The footman looked questioningly at his fellows, who nodded.

"Then it is another pair of shoes. Write your name on a sheet of paper, and I will send it in to the Home Secretary."

"Write? It is all very easy to say write, but I was no dabster at the pen before these villains tried to poison me; and it is far worse now. Just look how they doubled me up with arsenic."

He showed his twisted legs, deviated spine, and hand curled up like a claw.

"What! did they serve you out thus, poor old chap?"

"They did. And that is what I have come to show the Citizen Minister, along with other matters. As I hear they are getting up the indictment against old Capet, what I have to tell must not be lost for the nation."

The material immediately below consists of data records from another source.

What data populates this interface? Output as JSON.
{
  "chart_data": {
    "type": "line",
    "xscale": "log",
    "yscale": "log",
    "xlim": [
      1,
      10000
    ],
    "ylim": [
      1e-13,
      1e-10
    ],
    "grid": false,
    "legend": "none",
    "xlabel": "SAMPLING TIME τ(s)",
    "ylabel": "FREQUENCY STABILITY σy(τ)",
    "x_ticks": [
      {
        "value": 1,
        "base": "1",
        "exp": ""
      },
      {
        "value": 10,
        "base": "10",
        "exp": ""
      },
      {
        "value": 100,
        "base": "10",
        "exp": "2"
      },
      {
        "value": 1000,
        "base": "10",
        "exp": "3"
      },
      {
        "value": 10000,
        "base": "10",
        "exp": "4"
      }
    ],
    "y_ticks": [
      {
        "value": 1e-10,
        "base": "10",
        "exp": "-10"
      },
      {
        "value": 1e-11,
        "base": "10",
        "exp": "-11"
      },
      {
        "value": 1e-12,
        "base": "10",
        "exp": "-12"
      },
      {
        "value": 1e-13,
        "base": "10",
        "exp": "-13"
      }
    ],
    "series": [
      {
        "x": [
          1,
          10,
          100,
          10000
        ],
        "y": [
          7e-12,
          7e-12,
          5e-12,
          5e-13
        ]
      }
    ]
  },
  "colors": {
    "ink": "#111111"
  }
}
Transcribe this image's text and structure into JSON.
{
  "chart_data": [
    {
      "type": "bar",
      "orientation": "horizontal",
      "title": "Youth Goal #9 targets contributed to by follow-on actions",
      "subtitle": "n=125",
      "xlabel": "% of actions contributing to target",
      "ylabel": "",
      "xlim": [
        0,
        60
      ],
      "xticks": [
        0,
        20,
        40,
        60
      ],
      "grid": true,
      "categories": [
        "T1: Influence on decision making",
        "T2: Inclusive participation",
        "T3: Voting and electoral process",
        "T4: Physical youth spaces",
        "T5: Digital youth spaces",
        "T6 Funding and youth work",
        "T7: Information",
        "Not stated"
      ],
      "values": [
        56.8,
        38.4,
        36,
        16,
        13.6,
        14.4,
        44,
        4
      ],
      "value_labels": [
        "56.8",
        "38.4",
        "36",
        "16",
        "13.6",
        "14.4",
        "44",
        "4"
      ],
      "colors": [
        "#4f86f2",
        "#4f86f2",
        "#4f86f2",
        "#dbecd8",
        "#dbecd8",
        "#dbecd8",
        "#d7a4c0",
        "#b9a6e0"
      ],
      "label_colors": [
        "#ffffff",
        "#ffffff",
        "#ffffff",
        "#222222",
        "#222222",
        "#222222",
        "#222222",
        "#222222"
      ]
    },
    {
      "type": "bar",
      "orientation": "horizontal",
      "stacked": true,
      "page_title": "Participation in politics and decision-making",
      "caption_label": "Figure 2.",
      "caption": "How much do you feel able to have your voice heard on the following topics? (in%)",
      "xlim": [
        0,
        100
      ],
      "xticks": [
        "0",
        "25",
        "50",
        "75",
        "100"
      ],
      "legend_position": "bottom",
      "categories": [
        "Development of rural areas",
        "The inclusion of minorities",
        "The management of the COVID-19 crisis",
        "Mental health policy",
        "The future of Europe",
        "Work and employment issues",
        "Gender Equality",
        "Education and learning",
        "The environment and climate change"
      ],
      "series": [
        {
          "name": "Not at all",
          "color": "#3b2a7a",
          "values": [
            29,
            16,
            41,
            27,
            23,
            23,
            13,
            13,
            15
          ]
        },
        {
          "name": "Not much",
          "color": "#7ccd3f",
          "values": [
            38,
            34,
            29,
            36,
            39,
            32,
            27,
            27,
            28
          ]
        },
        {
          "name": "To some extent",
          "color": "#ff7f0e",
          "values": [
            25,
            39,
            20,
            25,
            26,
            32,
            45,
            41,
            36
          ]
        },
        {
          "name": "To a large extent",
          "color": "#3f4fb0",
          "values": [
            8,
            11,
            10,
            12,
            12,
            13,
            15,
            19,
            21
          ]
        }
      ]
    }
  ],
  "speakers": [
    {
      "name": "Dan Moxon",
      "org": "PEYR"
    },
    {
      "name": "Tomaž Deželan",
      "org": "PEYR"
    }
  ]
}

Five minutes afterward, the locksmith was shown into the official's presence.

The master locksmith had never, at the height of his fortune and in the best of health, worn a captivating appearance; but the malady to which he was a prey, articular rheumatism in plain, while twisting his limbs and disfiguring his features, had not added to his embellishments. The outcome was that never had an honest man faced a more ruffianly looking rogue than Roland when left alone with Gamain.

The minister's first feeling was of repugnance; but seeing how he trembled from head to foot, pity for a fellow-man, always supposing that a wretch like Gamain is a fellow to a Roland, led him to use as his first words:

"Take a seat, citizen; you seem in pain."

"I should rather think I am in pain," replied Gamain, dropping on a chair; "and I have been so ever since the Austrian poisoned me."